Bryan: Speaking of AI, how are you adapting curricula?
Julie: AI is here. Instead of banning it, we embed AI assignments into general-ed courses—teaching prompt engineering, critical thinking, ethics, and bias. Liberal-arts skills are making a comeback.
Bryan: Athletics? Any plans for teams in Round Rock?
Julie: Texas State is one university, two campuses. NCAA athletics stay in San Marcos. Round Rock students can ride buses to games. Many here juggle jobs, family, and classes, so we focus on flexible academics and vibrant student life—clubs, events, even therapy dogs during finals.
Bryan: How do you engage alumni?
Julie: We have about 10,000 Bobcats in this region. Events include a Dell Diamond baseball outing, football watch-parties, on-campus tailgates, and a serious chili cook-off. Alumni can also tour the campus anytime.
Bryan: Tell us about your community clinics.
Julie: Our campus hosts:
- Physical Therapy Clinic
- Speech-Language-Hearing Clinic
- Sleep-Study partnership (many pediatric pre-tonsillectomy patients)
These provide affordable care while giving students hands-on experience. Details are on the Texas State Round Rock website under About Us → Clinics.
Bryan: You’ve set a goal of 10,000 students. How will you reach it?
Julie: Applications already top 2,000 for this fall.
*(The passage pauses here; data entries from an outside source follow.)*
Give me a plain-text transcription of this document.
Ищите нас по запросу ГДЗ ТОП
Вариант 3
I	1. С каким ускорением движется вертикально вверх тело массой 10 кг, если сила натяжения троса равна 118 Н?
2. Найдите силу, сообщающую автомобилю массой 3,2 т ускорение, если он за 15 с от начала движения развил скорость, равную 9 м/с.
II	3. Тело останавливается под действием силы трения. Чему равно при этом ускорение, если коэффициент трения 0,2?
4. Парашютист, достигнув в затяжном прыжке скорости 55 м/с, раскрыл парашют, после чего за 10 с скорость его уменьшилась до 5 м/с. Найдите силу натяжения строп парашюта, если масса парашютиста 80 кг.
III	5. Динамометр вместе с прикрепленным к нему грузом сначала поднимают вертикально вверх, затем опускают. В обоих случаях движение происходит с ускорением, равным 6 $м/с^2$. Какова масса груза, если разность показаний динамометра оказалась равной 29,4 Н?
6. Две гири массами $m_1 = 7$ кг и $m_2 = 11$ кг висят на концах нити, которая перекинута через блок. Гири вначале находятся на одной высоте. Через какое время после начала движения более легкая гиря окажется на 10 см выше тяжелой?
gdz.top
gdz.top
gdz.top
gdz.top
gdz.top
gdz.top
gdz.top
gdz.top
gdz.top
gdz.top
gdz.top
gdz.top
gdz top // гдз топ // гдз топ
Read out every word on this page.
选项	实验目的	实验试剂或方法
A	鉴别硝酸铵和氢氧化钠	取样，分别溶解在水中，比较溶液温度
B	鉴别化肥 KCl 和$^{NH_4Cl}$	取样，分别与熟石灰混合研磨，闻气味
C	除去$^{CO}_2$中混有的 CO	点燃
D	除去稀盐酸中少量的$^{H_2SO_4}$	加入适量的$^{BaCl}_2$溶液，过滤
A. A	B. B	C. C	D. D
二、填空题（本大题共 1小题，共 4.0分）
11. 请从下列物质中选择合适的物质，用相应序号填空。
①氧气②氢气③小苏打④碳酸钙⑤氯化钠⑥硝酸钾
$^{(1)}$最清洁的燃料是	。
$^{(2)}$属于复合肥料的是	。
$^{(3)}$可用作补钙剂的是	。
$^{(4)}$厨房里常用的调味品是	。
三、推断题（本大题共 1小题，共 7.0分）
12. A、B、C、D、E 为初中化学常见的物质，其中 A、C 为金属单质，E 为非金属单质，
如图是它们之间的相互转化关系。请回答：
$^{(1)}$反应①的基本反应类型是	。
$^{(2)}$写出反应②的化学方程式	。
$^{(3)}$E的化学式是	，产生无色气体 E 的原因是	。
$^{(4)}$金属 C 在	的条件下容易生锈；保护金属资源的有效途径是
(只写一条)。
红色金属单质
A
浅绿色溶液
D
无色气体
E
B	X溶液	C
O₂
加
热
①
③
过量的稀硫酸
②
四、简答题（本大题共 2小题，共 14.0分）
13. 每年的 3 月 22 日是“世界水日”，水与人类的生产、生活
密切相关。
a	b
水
We’ll grow through digital marketing, brand ambassadors (“Ask me about Texas State Round Rock” shirts), and new programs—aviation (with Georgetown Airport), supply-chain logistics, and a BS in Health Sciences. Each aligns with regional workforce needs.
Bryan: When you’re off-campus, where do you like to spend time?
Julie: Kalahari Resort feels like Disney in Round Rock. I love the Brushy Creek trail for running and walking my dogs, and I play tennis at Old Settlers Park. This community has incredible green space.
Bryan: Best way for people to contact you?
Julie: LinkedIn—just spell my last name right: Lessiter with an e. Google works, too. I’m always happy to share our story.
Bryan: Thank you so much, Julie.
Julie: Pleasure’s all mine. Thank you, Bryan.